DLC pack 2 is the Mercy and Expectation Map Pack, adding two new dungeons with the purpose of granting the player special items that increase experience and Macca. Very helpful if you find yourself at a difficult boss, but you’re not willing to knock the difficulty down to Merciful. The third DLC option is the Shin Megami Tensei BGM Pack that allows you to change the in-game music to other well-known tracks from other SMT games. My personal gripe with this pack is the music, specifically the battle music, is so heavily compressed that the tunes are grating to the ears. It’s really unfortunate, because Atlus took the time to remaster the tracks in the overworld and dungeons, but failed to remaster the combat music.
Finally, what is probably the most important piece of extra content is the Maniax Pack. In the original North American release of Shin Megami Tensei III: Nocturne, Capcom struck a deal with Atlus to allow Devil May Cry’s Dante in the game, making him a minor reoccurring character, and later a powerful ally that can be recruited – if you pushed forward to attain the game’s most difficult ending! Nocturne HD Remaster comes stock with a cameo of Raidou Kuzunoha of the Devil Summoner sub-series should you opt out of the Maniax Mode.

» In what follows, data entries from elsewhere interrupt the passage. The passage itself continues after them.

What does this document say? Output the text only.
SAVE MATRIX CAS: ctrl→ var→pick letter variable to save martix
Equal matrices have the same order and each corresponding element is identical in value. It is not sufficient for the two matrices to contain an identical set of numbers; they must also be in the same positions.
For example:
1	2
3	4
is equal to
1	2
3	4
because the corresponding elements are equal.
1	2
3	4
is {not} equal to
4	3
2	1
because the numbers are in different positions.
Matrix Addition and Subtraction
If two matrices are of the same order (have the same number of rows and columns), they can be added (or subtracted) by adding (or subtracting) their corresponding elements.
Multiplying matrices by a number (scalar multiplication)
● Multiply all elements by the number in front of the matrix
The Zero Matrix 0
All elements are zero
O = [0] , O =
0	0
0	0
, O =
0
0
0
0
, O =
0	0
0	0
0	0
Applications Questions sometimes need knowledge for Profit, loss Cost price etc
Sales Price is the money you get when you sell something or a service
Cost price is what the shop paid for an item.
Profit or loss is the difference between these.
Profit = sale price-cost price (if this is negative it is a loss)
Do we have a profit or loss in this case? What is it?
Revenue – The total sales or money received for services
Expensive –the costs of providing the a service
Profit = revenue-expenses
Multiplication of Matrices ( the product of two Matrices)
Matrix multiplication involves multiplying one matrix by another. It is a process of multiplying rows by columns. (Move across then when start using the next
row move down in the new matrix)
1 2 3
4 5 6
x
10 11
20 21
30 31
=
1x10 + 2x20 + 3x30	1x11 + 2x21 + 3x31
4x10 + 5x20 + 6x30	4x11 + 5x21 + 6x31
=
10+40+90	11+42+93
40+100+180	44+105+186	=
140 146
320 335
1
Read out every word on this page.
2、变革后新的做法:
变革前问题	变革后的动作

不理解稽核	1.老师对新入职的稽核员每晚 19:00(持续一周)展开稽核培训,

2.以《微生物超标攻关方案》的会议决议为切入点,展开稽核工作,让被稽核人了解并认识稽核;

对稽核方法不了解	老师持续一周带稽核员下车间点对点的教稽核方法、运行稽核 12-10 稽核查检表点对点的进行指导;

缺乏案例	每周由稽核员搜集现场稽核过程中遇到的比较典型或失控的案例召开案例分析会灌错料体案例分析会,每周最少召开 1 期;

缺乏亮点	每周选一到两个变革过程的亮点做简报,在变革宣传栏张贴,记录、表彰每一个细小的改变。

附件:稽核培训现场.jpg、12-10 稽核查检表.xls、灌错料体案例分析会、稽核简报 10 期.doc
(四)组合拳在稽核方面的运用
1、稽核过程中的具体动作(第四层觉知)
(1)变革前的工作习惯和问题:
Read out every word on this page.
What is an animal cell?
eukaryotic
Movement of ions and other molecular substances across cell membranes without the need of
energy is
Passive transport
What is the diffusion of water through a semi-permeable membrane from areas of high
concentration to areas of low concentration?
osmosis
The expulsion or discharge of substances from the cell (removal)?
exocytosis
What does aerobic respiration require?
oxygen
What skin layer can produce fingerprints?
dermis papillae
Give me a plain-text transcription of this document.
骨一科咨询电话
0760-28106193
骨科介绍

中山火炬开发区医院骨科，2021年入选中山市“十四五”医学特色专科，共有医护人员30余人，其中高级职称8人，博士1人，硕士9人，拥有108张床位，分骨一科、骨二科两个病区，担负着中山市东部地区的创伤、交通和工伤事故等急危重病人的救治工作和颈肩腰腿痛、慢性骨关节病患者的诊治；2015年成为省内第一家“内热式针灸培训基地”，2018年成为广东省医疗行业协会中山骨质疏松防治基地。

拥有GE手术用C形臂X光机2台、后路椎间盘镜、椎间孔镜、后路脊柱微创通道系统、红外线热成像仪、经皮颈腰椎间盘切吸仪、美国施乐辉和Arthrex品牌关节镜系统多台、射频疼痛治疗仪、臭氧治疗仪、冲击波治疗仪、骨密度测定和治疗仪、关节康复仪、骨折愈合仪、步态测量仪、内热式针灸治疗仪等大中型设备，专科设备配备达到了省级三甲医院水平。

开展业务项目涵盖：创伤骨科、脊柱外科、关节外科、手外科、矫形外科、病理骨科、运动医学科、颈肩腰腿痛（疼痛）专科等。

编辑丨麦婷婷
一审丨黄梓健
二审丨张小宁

Now then, do I necessarily think that these extra DLC packs are worth it? Hell no. A $20 upcharge to a game that is already $50 that provides minimal content is a bit egregious. Merciful Mode is free as it is, but adding two non-story dungeons to grind out extra resources doesn’t feel like it’s worth it. Maniax Mode, while cool, is essentially a $10 bonus character that you have to grind for just to recruit. A lot of these extra features feel like they could have just been added to the game with out the $20 paywall (more if you purchase à la carte).
One more trip through the Labyrinth?
I’m kind of stuck between a rock and a hard place with Shin Megami Tensei III: Nocturne HD Remaster. There’s no question that the game is great, even nearly 20 years later. My problem is that I don’t feel like enough has been done to call this Remaster “fantastic.” The sound quality really grinds my gears, and cutscenes get the expanded 4:3 blurry background treatment overlaid with the 480p PS2 animation. That said, Nocturne HD Remaster also offers voice acting options for both English and Japanese, and I confess that the English voice cast is actually good.
Nocturne is maybe a little overpriced, but just by a slight margin. This, of course, coming from someone who’s had the opportunity to play this back in 2003. But for new players, Shin Megami Tensei III: Nocturne HD Remaster offers a fresh chance for budding SMT fans to experience arguably the best game in the series franchise. Lore monsters shouldn’t have much problem restarting the game to align yourself with a new faction, and diehards like myself will love the cut throat environments of the Labyrinth of Amala.